Note on Dirac monopole theory and Berry geometric phase

TL;DR

This paper establishes a fundamental connection between Dirac monopoles and Berry geometric phases by extending monopole theory into parameter space, providing a unified approach to understanding geometric phases and monopoles in quantum systems.

Contribution

It introduces a novel framework linking Dirac monopoles to Berry phases through explicit visualization and rigorous derivation, especially in systems where Berry's framework is inadequate.

Findings

Dirac strings with endpoints correspond to degeneracy points in parameter space.

Berry connection and curvature arise from non-integrable phase factors induced by Dirac strings.
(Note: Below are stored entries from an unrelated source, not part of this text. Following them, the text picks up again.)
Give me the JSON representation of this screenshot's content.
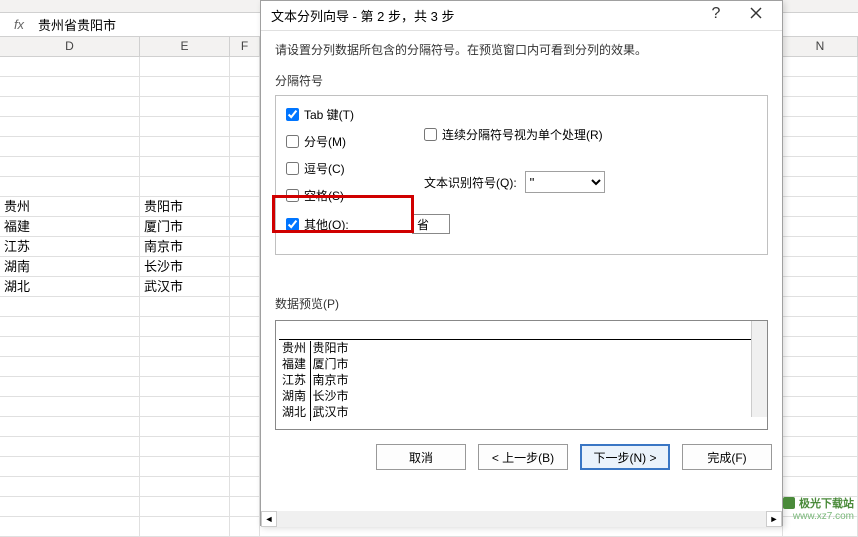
{
  "formula_bar": {
    "fx_label": "fx",
    "value": "贵州省贵阳市"
  },
  "columns": {
    "D": "D",
    "E": "E",
    "F": "F",
    "N": "N"
  },
  "sheet_rows": [
    {
      "d": "",
      "e": ""
    },
    {
      "d": "",
      "e": ""
    },
    {
      "d": "",
      "e": ""
    },
    {
      "d": "",
      "e": ""
    },
    {
      "d": "",
      "e": ""
    },
    {
      "d": "",
      "e": ""
    },
    {
      "d": "",
      "e": ""
    },
    {
      "d": "贵州",
      "e": "贵阳市"
    },
    {
      "d": "福建",
      "e": "厦门市"
    },
    {
      "d": "江苏",
      "e": "南京市"
    },
    {
      "d": "湖南",
      "e": "长沙市"
    },
    {
      "d": "湖北",
      "e": "武汉市"
    },
    {
      "d": "",
      "e": ""
    },
    {
      "d": "",
      "e": ""
    },
    {
      "d": "",
      "e": ""
    },
    {
      "d": "",
      "e": ""
    },
    {
      "d": "",
      "e": ""
    },
    {
      "d": "",
      "e": ""
    },
    {
      "d": "",
      "e": ""
    },
    {
      "d": "",
      "e": ""
    },
    {
      "d": "",
      "e": ""
    },
    {
      "d": "",
      "e": ""
    },
    {
      "d": "",
      "e": ""
    },
    {
      "d": "",
      "e": ""
    }
  ],
  "dialog": {
    "title": "文本分列向导 - 第 2 步，共 3 步",
    "help_symbol": "?",
    "instruction": "请设置分列数据所包含的分隔符号。在预览窗口内可看到分列的效果。",
    "delimiter_group_label": "分隔符号",
    "delimiters": {
      "tab_label": "Tab 键(T)",
      "semicolon_label": "分号(M)",
      "comma_label": "逗号(C)",
      "space_label": "空格(S)",
      "other_label": "其他(O):",
      "other_value": "省"
    },
    "consecutive_label": "连续分隔符号视为单个处理(R)",
    "qualifier_label": "文本识别符号(Q):",
    "qualifier_value": "\"",
    "preview_label": "数据预览(P)",
    "preview_rows": [
      {
        "c1": "贵州",
        "c2": "贵阳市"
      },
      {
        "c1": "福建",
        "c2": "厦门市"
      },
      {
        "c1": "江苏",
        "c2": "南京市"
      },
      {
        "c1": "湖南",
        "c2": "长沙市"
      },
      {
        "c1": "湖北",
        "c2": "武汉市"
      }
    ],
    "buttons": {
      "cancel": "取消",
      "back": "< 上一步(B)",
      "next": "下一步(N) >",
      "finish": "完成(F)"
    }
  },
  "watermark": {
    "name": "极光下载站",
    "url": "www.xz7.com"
  }
}
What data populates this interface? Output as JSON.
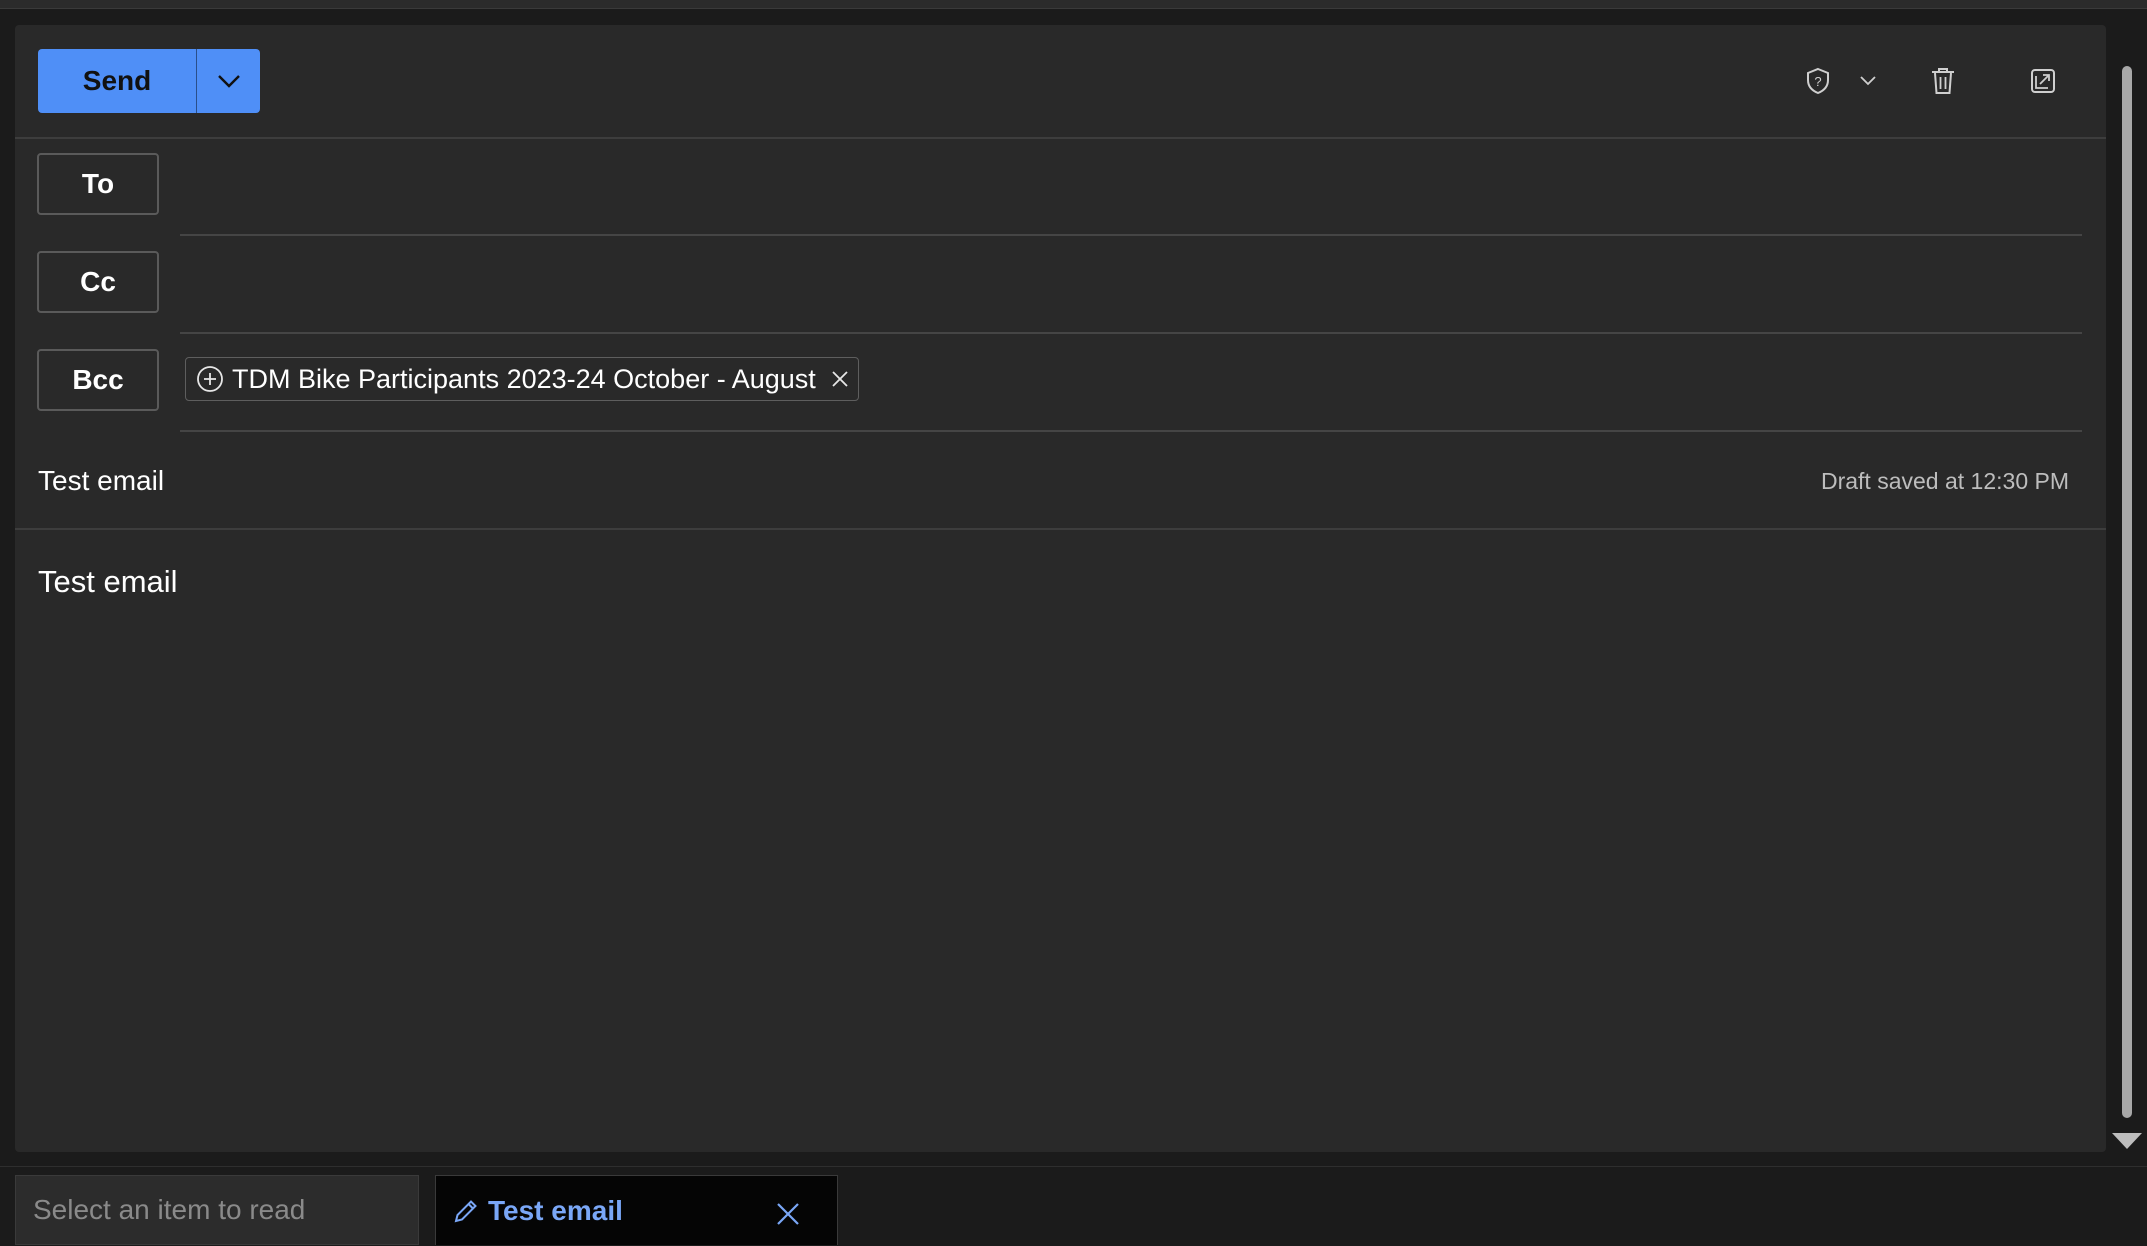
{
  "toolbar": {
    "send_label": "Send",
    "send_dropdown_icon": "chevron-down-icon",
    "sensitivity_icon": "shield-question-icon",
    "sensitivity_dropdown_icon": "chevron-down-icon",
    "discard_icon": "trash-icon",
    "popout_icon": "open-in-new-window-icon"
  },
  "recipients": {
    "to_label": "To",
    "cc_label": "Cc",
    "bcc_label": "Bcc",
    "bcc_chips": [
      {
        "label": "TDM Bike Participants 2023-24 October - August",
        "expand_icon": "plus-circle-icon",
        "remove_icon": "close-icon"
      }
    ]
  },
  "subject": "Test email",
  "draft_status": "Draft saved at 12:30 PM",
  "body": "Test email",
  "bottom_tabs": {
    "read_placeholder": "Select an item to read",
    "draft_tab_label": "Test email",
    "draft_tab_icon": "pencil-icon",
    "draft_tab_close_icon": "close-icon"
  },
  "colors": {
    "accent": "#4f8ff7",
    "background": "#1b1b1b",
    "panel": "#292929",
    "tab_text_accent": "#7aa7f7"
  }
}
The approach unifies monopole theory and geometric phases, applicable beyond Berry's original framework.

Abstract

This work reveals the intrinsic connection between Dirac monopole theory and Berry geometric phases by extending Dirac's theory to the parameter space. Using the simplest two-mode Hamiltonian model, we explicitly visualize Dirac strings with endpoints in the parameter space, demonstrating that these endpoints correspond to accidental degeneracy points of energy eigenvalues in Hermitian systems. We show that non-integrable phase factors, induced by such Dirac strings, directly give rise to the well-known Berry connection and curvature, which can be derived rigorously via Dirac's monopole framework. Our results indicate that the Berry geometric phase is essentially the non-integrable phase factor induced by Dirac strings with endpoints in the parameter space. This establishes a unified and effective approach to study monopoles and geometric phases, particularly applicable when Berry's framework fails.